Spotlight Wiring Problems
#1
Posted 15 December 2011 - 04:52 PM

#2
Posted 15 December 2011 - 05:13 PM
do you also make your own fuel pipes out of garden vegetables and reline your brakes using bread and butter ?
the wiring on your car is as dangerous as the fuel system and brakes do not just fiddle with it and have a go, get this wrong and your mini will be nothing more that a smouldering mess on the floor
now quickly disconnect your bodges so far and get someone that knows what they are doing to do the job or use this forum and read up on what you are meant to be doing and only start when you are 100% happy in your knowledge and skills
#3
Posted 15 December 2011 - 05:17 PM
Just to be sure though on the relay
Pin 30 comes from your battery 12v feed (solenoid good place to take this) I'm presuming with it being a kit it came with fuse etc
Pin 87 goes off to your spot lights
The pins can be reversed for the above as long as either of those 2 is used for power in and out and vice-versa
Pin 86 comes from the blue/white wire high beam circuit
Pin 85 goes to ground, either black wire in loom or fixed direct to shell of car.
again these can be reversed, its the energising side of the relay
Edited by lrostoke, 15 December 2011 - 05:18 PM.
#4
Posted 15 December 2011 - 06:15 PM
So, your standard full beams don't work? So instead you have dangerously bodged a supply from somewhere else.anyway the only problem I had was the main beam supply, the blue/white wire behind the grill was dead, no power going down there at all. So I had to tap into the main clump of wires next to the yellow relays on the left hand side of the engine bay. I found 2 blue/white wires, so hooked one up and tried it, worked great. However when I have the headlights on and I want to switch to main beam, the spotlights come on but won't go off...... Anyone know where I've gone wrong?
#5
Posted 15 December 2011 - 06:19 PM
And the blue/white will still be high beam circuit so how is it a bodge, my understanding is he's cut into the main loom bundle that runs down to the front of the car.
#6
Posted 15 December 2011 - 06:24 PM
Anyway, I've just been to check that the relays all wired up properly and it is, the main thing I want to know at the moment is why there's 2 blue/white wires?
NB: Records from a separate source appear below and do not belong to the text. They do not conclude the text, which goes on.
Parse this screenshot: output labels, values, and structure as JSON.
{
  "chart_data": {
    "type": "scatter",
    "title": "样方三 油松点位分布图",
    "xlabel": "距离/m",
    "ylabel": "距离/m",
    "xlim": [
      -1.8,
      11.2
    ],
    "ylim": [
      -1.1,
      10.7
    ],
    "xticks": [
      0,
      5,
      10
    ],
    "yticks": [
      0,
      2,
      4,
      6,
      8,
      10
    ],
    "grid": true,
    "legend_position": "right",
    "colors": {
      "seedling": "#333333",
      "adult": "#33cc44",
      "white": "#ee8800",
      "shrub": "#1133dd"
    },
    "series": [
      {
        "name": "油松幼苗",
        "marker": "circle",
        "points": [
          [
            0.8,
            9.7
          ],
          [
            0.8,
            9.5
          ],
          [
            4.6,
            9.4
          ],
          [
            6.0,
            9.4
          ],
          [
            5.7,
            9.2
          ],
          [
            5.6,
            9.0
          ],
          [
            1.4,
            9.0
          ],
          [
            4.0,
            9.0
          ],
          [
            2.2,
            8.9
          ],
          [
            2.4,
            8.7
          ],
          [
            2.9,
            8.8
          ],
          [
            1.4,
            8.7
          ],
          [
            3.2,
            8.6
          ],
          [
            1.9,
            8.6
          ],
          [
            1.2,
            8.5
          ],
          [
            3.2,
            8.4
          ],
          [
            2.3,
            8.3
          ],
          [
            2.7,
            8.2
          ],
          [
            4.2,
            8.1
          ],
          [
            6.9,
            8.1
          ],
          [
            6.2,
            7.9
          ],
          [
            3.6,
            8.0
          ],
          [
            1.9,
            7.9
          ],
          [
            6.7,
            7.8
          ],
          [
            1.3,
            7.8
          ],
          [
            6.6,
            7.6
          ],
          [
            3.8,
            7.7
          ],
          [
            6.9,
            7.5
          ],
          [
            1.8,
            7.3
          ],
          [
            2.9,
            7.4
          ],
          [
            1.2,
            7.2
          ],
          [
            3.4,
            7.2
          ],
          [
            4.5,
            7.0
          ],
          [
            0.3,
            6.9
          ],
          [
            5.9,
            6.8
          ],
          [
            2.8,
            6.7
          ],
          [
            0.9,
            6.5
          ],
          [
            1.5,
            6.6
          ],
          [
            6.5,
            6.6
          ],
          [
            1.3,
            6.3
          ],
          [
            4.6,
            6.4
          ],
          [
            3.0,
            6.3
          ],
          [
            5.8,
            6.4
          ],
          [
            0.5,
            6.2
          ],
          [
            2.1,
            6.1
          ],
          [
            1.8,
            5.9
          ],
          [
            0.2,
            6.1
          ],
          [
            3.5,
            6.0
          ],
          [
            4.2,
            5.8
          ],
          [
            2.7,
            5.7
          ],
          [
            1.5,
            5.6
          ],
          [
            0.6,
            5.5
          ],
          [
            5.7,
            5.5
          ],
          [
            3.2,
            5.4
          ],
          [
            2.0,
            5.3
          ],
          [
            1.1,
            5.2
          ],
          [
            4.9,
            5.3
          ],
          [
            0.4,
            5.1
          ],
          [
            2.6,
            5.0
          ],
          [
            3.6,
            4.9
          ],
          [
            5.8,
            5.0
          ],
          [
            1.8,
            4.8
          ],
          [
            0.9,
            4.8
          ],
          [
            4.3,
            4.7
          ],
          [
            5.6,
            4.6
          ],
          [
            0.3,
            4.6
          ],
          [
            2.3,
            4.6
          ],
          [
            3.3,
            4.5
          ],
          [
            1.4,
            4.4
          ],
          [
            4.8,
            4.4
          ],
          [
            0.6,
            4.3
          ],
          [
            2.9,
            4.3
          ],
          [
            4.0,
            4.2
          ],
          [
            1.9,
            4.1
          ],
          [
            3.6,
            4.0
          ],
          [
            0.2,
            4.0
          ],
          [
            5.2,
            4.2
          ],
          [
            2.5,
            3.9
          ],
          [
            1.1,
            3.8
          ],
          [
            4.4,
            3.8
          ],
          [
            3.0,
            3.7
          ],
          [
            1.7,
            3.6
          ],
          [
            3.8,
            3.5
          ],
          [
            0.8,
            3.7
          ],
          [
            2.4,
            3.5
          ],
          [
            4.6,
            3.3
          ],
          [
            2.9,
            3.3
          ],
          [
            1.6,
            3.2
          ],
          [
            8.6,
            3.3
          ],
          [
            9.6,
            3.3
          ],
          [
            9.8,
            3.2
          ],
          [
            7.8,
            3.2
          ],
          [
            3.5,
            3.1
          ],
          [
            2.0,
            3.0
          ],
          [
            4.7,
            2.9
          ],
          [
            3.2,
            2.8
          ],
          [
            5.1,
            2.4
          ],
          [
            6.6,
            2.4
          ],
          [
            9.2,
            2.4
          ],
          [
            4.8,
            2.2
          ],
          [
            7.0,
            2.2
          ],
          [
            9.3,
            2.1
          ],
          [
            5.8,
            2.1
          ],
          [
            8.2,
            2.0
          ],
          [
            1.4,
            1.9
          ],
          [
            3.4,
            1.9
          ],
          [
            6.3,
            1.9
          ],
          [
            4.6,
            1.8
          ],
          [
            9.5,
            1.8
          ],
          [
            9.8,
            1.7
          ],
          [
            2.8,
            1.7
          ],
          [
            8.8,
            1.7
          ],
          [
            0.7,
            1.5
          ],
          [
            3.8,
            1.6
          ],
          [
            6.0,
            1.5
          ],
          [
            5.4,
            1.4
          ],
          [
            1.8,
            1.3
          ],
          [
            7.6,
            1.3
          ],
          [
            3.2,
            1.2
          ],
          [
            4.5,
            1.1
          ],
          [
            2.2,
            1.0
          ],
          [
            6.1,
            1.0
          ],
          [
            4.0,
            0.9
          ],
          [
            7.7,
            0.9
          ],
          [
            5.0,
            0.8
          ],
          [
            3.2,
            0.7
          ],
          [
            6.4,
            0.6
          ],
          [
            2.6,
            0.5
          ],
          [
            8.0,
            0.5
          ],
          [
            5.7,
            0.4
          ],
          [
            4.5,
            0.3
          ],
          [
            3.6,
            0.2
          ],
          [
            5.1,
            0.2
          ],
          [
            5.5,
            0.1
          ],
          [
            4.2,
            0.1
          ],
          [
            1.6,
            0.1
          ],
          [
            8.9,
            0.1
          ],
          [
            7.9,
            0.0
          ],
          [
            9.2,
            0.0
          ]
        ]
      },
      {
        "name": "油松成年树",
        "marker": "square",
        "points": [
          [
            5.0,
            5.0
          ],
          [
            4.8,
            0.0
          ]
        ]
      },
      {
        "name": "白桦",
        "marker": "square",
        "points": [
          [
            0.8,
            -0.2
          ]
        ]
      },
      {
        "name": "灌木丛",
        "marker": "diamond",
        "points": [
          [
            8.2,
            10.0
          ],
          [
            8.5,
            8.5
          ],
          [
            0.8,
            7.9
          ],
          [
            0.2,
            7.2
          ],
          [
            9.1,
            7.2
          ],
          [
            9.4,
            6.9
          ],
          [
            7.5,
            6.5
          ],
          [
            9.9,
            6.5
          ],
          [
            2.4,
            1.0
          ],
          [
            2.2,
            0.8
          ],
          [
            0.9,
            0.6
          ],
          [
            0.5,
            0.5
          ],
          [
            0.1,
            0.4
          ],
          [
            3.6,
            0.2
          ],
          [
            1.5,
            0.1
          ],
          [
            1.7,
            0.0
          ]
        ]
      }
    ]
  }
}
Is one for main beam when you flick the stalk forward and the other for when you flick it back and want them on all the time?
#7
Posted 15 December 2011 - 06:25 PM
Read aboveanyway the only problem I had was the main beam supply, the blue/white wire behind the grill was dead, no power going down there at all.
#8
Posted 15 December 2011 - 06:27 PM
maybe its been rewired , possible a break in the original blue/white and somebody ran a new one down.
#9
Posted 15 December 2011 - 06:41 PM
Read aboveanyway the only problem I had was the main beam supply, the blue/white wire behind the grill was dead, no power going down there at all.
And I said, my main beam is still working perfectly. I still fail to see what is wrong with snipping a wire and taking a feed out for a relay, ensuring the new connection is fully insulated? If I had bodged it, I would have snipped the wire, taken a feed and just wired it straight up the the spotlights without using a relay. I thought I was doing the right thing, obviously not.
what years the car ??
maybe its been rewired , possible a break in the original blue/white and somebody ran a new one down.
Its a 1994 Cooper, and I'm starting to think it might have a break somewhere on that wire, it did have some work done on the wings and front end so maybe a wire was accidentally nipped or something...
#10
Posted 15 December 2011 - 06:43 PM
#11
Posted 15 December 2011 - 06:57 PM
Blue/whites should be high beam circuit, suprised on a 1994 there isn't already wiring in place for spot lights. I know on my brothers old 1993 Cooper is had the wiring there as standard. Or are these additional ones ??
Well I looked on here and saw that there was a bullet connector on the end of a wire behind the grille, had a look and thought 'Great, I can use that, this should be simple.' But there's no power going down it, so I thought I would try and tap in a bit further up the loom. I have added these spotlights myself, it didn't have any when I bought it and I don't think its had any from new as there were no holes for the mounting brackets. I assume the bullet connector was the original wire for the optional spotlights.
#12
Posted 15 December 2011 - 07:01 PM
The blue/white you tapped into. connect the meter to it see if it goes on and off when you select high beam.
If it does then should be no problem using that as the switching feed for your relay
Where are you taking the main 12v feed from
where are you earthing the relay ??
#13
Posted 15 December 2011 - 07:08 PM
seeing as you have a multimeter I'd run the following test
The blue/white you tapped into. connect the meter to it see if it goes on and off when you select high beam.
If it does then should be no problem using that as the switching feed for your relay
Where are you taking the main 12v feed from
where are you earthing the relay ??
Cheers, I'll do that test tomorrow when I have time.
Main 12v feed is taken straight from the battery, and yes it is fused.
Its earthed to the bracket where the immobiliser is, well I think its the immobiliser.